Louisiana GOP Isn’t Ready To Ban Former KKK Leader David Duke From Running For Office

Former Ku Klux Klan leader David Duke at the Louisiana Secretary of State’s office in Baton Rouge, La., on Friday, July 22, 2016. CREDIT: AP Photo/Max Becherer

Louisiana Republicans decided this weekend that it’s not worth the political capital to ban former Ku Klux Klan grand wizard David Duke and other white supremacists from running for office on their ticket.

The state’s GOP was scheduled to hold a vote Saturday on whether to amend its bylaws to automatically ban any former felons and to allow a vote to ban anyone else party officials dislike from running on the Republican ticket. The vote could have prevented the former KKK leader from running in state elections after November.

But according to the New Orleans Times Picayune, the group deferred Saturday’s vote because of fears that deciding to ban the KKK leader would lead to costly litigation. The party will not reconsider the rule change until 2017, after Duke appears on the ballot.

Duke announced in July, one day after Donald Trump officially accepted the GOP nomination, that he would run for Louisiana’s open seat in the U.S. Senate. Citing Trump’s success this year, Duke said he saw an opening for his white supremacist, anti-Semitic, and racist agenda.

“I am overjoyed to see Donald Trump and most Americans embrace most of the issues I’ve championed for years,” Duke said in a video announcing his candidacy.

Because of Louisiana’s jungle primary, the state GOP can’t do anything to prevent Duke from being listed on the ballot.
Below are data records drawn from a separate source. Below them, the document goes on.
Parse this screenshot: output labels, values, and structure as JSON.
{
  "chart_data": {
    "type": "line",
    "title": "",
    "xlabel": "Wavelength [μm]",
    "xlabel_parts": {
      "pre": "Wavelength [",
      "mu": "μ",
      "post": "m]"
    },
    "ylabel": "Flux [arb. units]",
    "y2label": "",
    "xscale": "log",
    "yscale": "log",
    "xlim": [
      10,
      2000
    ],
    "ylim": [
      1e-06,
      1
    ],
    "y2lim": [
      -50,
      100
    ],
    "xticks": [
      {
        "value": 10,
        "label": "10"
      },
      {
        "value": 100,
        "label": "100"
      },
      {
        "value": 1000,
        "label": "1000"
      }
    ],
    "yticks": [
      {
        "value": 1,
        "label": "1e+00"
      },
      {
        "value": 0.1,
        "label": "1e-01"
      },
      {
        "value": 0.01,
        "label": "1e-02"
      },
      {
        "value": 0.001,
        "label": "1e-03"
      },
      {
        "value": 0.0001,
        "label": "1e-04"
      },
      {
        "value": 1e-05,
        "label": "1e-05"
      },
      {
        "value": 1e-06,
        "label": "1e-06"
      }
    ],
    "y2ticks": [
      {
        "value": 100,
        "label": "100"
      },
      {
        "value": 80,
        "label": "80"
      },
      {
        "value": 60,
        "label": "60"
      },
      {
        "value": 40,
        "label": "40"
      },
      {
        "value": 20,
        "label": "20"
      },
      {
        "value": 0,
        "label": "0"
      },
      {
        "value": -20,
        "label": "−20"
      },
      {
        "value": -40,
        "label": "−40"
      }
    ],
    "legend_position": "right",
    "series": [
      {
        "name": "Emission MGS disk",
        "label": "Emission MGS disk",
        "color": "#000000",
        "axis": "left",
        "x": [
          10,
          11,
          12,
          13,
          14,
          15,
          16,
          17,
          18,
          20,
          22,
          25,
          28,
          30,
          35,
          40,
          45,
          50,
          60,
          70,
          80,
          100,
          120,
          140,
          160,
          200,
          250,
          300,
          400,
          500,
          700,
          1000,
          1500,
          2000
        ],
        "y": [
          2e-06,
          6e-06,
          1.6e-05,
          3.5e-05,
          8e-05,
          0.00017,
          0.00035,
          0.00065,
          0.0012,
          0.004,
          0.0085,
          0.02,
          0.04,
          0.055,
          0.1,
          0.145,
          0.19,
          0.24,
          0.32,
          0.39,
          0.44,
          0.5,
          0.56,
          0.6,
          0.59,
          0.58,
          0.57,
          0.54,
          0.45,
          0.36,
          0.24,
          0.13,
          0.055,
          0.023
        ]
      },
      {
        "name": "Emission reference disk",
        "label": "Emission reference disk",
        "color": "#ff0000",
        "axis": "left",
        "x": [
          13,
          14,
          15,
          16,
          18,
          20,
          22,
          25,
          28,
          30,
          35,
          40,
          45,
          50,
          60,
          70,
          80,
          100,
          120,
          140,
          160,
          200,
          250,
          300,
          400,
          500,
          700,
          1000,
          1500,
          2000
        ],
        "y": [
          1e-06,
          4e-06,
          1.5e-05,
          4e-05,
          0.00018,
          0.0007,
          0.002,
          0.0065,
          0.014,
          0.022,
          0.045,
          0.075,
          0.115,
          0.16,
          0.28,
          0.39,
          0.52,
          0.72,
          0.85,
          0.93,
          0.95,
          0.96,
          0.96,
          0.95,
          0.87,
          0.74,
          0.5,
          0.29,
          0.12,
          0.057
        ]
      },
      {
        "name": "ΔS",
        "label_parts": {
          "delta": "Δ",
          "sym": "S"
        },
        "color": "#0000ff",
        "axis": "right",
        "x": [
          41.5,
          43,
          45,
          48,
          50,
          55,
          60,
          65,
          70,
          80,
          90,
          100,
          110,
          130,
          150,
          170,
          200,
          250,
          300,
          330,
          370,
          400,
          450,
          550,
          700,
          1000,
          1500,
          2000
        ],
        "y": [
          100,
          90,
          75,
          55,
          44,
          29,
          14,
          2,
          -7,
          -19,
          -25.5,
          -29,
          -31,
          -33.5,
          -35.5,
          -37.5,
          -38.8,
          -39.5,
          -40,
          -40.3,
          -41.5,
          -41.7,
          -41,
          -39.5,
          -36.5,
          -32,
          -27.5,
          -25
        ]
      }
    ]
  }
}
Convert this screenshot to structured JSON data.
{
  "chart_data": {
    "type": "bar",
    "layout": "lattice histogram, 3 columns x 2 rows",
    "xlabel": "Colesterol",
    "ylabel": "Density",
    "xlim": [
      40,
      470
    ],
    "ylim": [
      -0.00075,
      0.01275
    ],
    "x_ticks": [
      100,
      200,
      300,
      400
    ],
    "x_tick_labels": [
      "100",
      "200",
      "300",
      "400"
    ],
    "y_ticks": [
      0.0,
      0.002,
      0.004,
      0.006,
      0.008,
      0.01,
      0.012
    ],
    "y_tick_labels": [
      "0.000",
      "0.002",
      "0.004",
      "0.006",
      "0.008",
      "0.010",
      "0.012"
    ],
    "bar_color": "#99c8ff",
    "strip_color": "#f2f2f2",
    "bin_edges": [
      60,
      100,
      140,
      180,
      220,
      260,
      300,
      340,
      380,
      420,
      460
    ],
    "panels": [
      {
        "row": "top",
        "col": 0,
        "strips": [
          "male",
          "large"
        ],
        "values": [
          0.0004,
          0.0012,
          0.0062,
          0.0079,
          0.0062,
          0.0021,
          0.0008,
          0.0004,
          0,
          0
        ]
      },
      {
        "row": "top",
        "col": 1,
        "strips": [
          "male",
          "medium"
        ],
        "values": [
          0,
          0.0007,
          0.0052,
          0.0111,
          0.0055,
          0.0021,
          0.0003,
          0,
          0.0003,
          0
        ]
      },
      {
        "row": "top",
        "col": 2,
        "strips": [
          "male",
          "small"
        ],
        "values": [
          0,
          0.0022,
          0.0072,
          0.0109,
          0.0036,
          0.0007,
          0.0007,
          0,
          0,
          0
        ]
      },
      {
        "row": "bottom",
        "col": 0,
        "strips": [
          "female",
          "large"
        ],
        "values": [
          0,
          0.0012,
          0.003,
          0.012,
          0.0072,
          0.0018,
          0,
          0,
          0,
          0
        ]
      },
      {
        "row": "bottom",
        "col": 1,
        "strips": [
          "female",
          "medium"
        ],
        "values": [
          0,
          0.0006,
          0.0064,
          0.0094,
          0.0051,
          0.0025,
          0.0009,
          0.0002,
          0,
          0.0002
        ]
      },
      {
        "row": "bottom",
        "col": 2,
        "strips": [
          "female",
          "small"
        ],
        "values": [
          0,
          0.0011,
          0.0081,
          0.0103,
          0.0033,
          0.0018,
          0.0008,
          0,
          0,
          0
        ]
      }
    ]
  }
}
Charlie Buckels, the party’s finance chairman, told the Times Picayune before the scheduled vote that Duke “has every right to run for office, but we believe he does not have the right to run under the Republican banner.”

It’s also too late for the party to block Duke from appearing on the November ballot as a Republican, but the group could have decided on Saturday to prevent him and other white supremacists from affiliating with their party in future elections.

Duke plead guilty in 2002 to bilking his supporters and cheating on his taxes and was sentenced to 15 months in prison. Before his incarceration, he served one term in the Louisiana House in the late 1980s and attempted to run for the U.S. Senate in 1990, for Louisiana governor the year after, and for the House in 1999, losing all three times.

The Louisiana GOP has clear rationale to block a man who formerly led the state’s KKK from running on their ballot, but the decision to use his felony conviction as a disqualifier is problematic. Committing a crime does not constitutionally disqualify someone from serving in Congress, although individual state parties are free to decide who can run under their banners. Some states put time restrictions on felons, blocking them from running for office for ten or 15 years after their crime, while others permanently ban those who have committed crimes of “moral turpitude” from running for office. But more and more states are reconsidering, noting the importance of rehabilitation post-incarceration, and lifting bans blocking former felons from both voting and running for office.

In addition to banning felons, the proposed bylaws would allow the party to block others from running as Republicans if three-quarters of the State Central Committee voted to bar that person. The state was not clear what criteria could be used, or whether the party would attempt to bar other white supremacists or those with connections to white supremacists like Trump.

Hillary Clinton has highlighted the connection between Duke and Trump, releasing a video and speaking last week about the Republican nominee’s close ties to white supremacists.

The Louisiana GOP and Duke’s campaign did not respond to ThinkProgress’ requests for comment, but Duke’s campaign coordinator Mike Lawrence provided a letter to the Daily Beast last week in which Duke blasted his pending expulsion, comparing it to the work of the Communist Party “in the Soviet Union.”

“This is the right of the people not the bosses,” Duke wrote.

Lawrence added that the Louisiana GOP, which he claims tried to sabotage Trump’s nomination and give its delegates to Ted Cruz, “function[s] as a totalitarian organization and done so for years.”